Astronomer Beatriz Villarroel has been studying photographic plates taken at an observatory in California in the early 1950s and her team found more than 100,000 “transients”, sometimes called vanishing stars
A boffin has told of her shock when she spotted what could be non-human satellites orbiting the Earth.
Astronomer Beatriz Villarroel said she had “stomach ache” when she realised the potential enormity of her discovery. The assistant professor has been studying photographic plates taken at an observatory in California in the early 1950s – half a decade before mankind’s first artificial satellite, Sputnik 1, was launched.
Her team found more than 100,000 “transients”, sometimes called vanishing stars, of which a third appear to be flat objects glinting in the sunlight. Some are in straight lines and disappear in the Earth’s shadow, meaning they could be in orbit, just like modern spacecraft.
Dr Villarroel told the Daily Star Sunday: “Atmospheric phenomena would typically leave streaks or trails, not point-like flashes.
“I spent weeks rechecking the analysis, over and over again with different approaches.”
Weirdly, a number of the flashes in the photos appeared around the time of the famous 1952 Washington UFO “flap” where mysterious objects buzzed the US capital over two weekends, watched by thousands of witnesses.
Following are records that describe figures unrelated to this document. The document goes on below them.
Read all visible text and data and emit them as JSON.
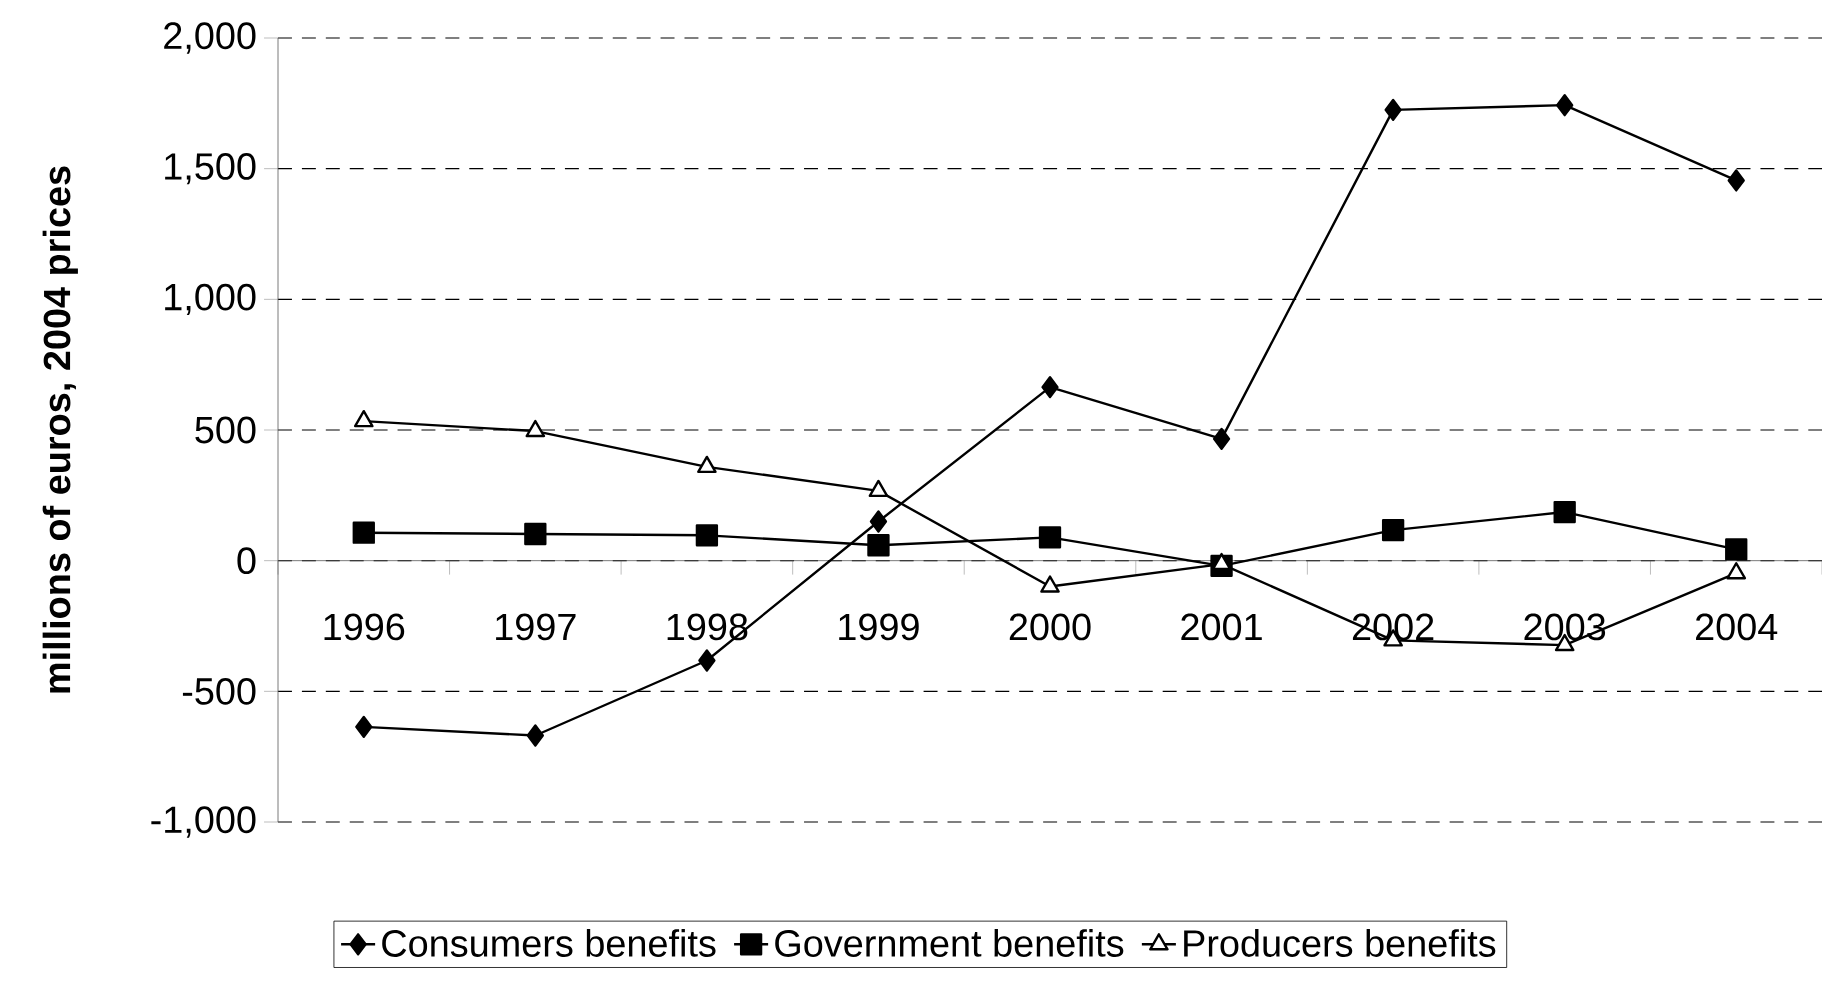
{
  "chart_data": {
    "type": "line",
    "ylabel": "millions of euros, 2004 prices",
    "categories": [
      "1996",
      "1997",
      "1998",
      "1999",
      "2000",
      "2001",
      "2002",
      "2003",
      "2004"
    ],
    "series": [
      {
        "name": "Consumers benefits",
        "color": "#000000",
        "marker": "diamond",
        "values": [
          -636,
          -669,
          -382,
          150,
          664,
          466,
          1725,
          1743,
          1455
        ]
      },
      {
        "name": "Government benefits",
        "color": "#000000",
        "marker": "square",
        "values": [
          107,
          102,
          97,
          59,
          89,
          -20,
          117,
          186,
          43
        ]
      },
      {
        "name": "Producers benefits",
        "color": "#000000",
        "marker": "triangle",
        "values": [
          534,
          496,
          359,
          267,
          -99,
          -13,
          -305,
          -323,
          -48
        ]
      }
    ],
    "ylim": [
      -1000,
      2000
    ],
    "yticks": [
      {
        "value": -1000,
        "label": "-1,000"
      },
      -500,
      0,
      500,
      {
        "value": 1000,
        "label": "1,000"
      },
      {
        "value": 1500,
        "label": "1,500"
      },
      {
        "value": 2000,
        "label": "2,000"
      }
    ],
    "grid": "y",
    "legend": "bottom",
    "line_style": "solid"
  }
}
Others seem to coincide with major atomic bomb tests.
The research, from the University of Stockholm, Sweden, has now been submitted for review by other scientists.
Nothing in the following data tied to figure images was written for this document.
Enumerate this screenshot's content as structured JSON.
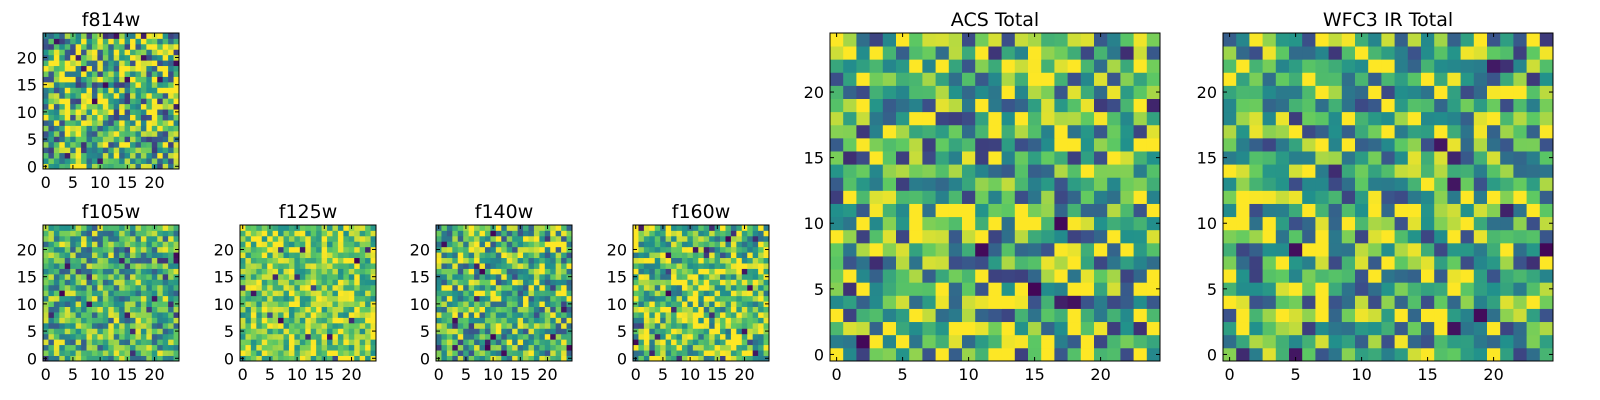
{
  "figure": {
    "colormap": "viridis",
    "colormap_stops": [
      "#440154",
      "#3b528b",
      "#21918c",
      "#5ec962",
      "#fde725"
    ],
    "background": "#ffffff"
  },
  "chart_data": [
    {
      "type": "heatmap",
      "id": "f814w",
      "title": "f814w",
      "grid_size": 25,
      "xticks": [
        0,
        5,
        10,
        15,
        20
      ],
      "yticks": [
        0,
        5,
        10,
        15,
        20
      ],
      "xlim": [
        -0.5,
        24.5
      ],
      "ylim": [
        -0.5,
        24.5
      ],
      "value_range": [
        0,
        1
      ],
      "mean_level": 0.68,
      "contrast": 1.0,
      "seed": 814
    },
    {
      "type": "heatmap",
      "id": "f105w",
      "title": "f105w",
      "grid_size": 25,
      "xticks": [
        0,
        5,
        10,
        15,
        20
      ],
      "yticks": [
        0,
        5,
        10,
        15,
        20
      ],
      "xlim": [
        -0.5,
        24.5
      ],
      "ylim": [
        -0.5,
        24.5
      ],
      "value_range": [
        0,
        1
      ],
      "mean_level": 0.64,
      "contrast": 0.7,
      "seed": 105
    },
    {
      "type": "heatmap",
      "id": "f125w",
      "title": "f125w",
      "grid_size": 25,
      "xticks": [
        0,
        5,
        10,
        15,
        20
      ],
      "yticks": [
        0,
        5,
        10,
        15,
        20
      ],
      "xlim": [
        -0.5,
        24.5
      ],
      "ylim": [
        -0.5,
        24.5
      ],
      "value_range": [
        0,
        1
      ],
      "mean_level": 0.78,
      "contrast": 0.6,
      "seed": 125
    },
    {
      "type": "heatmap",
      "id": "f140w",
      "title": "f140w",
      "grid_size": 25,
      "xticks": [
        0,
        5,
        10,
        15,
        20
      ],
      "yticks": [
        0,
        5,
        10,
        15,
        20
      ],
      "xlim": [
        -0.5,
        24.5
      ],
      "ylim": [
        -0.5,
        24.5
      ],
      "value_range": [
        0,
        1
      ],
      "mean_level": 0.66,
      "contrast": 0.8,
      "seed": 140
    },
    {
      "type": "heatmap",
      "id": "f160w",
      "title": "f160w",
      "grid_size": 25,
      "xticks": [
        0,
        5,
        10,
        15,
        20
      ],
      "yticks": [
        0,
        5,
        10,
        15,
        20
      ],
      "xlim": [
        -0.5,
        24.5
      ],
      "ylim": [
        -0.5,
        24.5
      ],
      "value_range": [
        0,
        1
      ],
      "mean_level": 0.74,
      "contrast": 0.75,
      "seed": 160
    },
    {
      "type": "heatmap",
      "id": "acs-total",
      "title": "ACS Total",
      "grid_size": 25,
      "xticks": [
        0,
        5,
        10,
        15,
        20
      ],
      "yticks": [
        0,
        5,
        10,
        15,
        20
      ],
      "xlim": [
        -0.5,
        24.5
      ],
      "ylim": [
        -0.5,
        24.5
      ],
      "value_range": [
        0,
        1
      ],
      "mean_level": 0.66,
      "contrast": 0.95,
      "seed": 7
    },
    {
      "type": "heatmap",
      "id": "wfc3-ir-total",
      "title": "WFC3 IR Total",
      "grid_size": 25,
      "xticks": [
        0,
        5,
        10,
        15,
        20
      ],
      "yticks": [
        0,
        5,
        10,
        15,
        20
      ],
      "xlim": [
        -0.5,
        24.5
      ],
      "ylim": [
        -0.5,
        24.5
      ],
      "value_range": [
        0,
        1
      ],
      "mean_level": 0.66,
      "contrast": 0.9,
      "seed": 33
    }
  ]
}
Dr Villarroel said: “The next step would be to encourage other observatories with photographic plate archives to attempt independent replication.
“We also need to develop civilian programmes to investigate uncorrelated objects in modern satellite orbits.”
Meanwhile a mystery 12-mile wide object hurtling through space at 135,000mph could be a ‘possibly hostile’ alien craft that may be ‘dire for humanity’, boffins say.
Scientists spotted 3I/Atlas on July 1 and believed it to be a natural phenomenon travelling towards the Sun from another star in a journey lasting billions of years.
NASA predicts it will reach its closest point to the Sun on October 30 at a distance of 130million miles – passing within the orbit of Mars.
It was expected to zoom past Earth at a distance of around 150million miles away.
But now a team of scientists has warned it may not be a natural object such as a comet and could instead be an extraterrestrial spacecraft capable of attacking Earth as soon as November.
They have suggested governments should prepare to encounter an alien-operated ‘interstellar interloper’ that may not be friendly. If their theory is right the researchers said it could spell disaster for the human race.
In a scientific paper newly published in boffins’ archive arXiv (corr) they said: “The consequences, should the hypothesis turn out to be correct, could potentially be dire for humanity.”
In their study researchers suggest aliens could be behind the object which may be ‘technological’ spyware in disguise.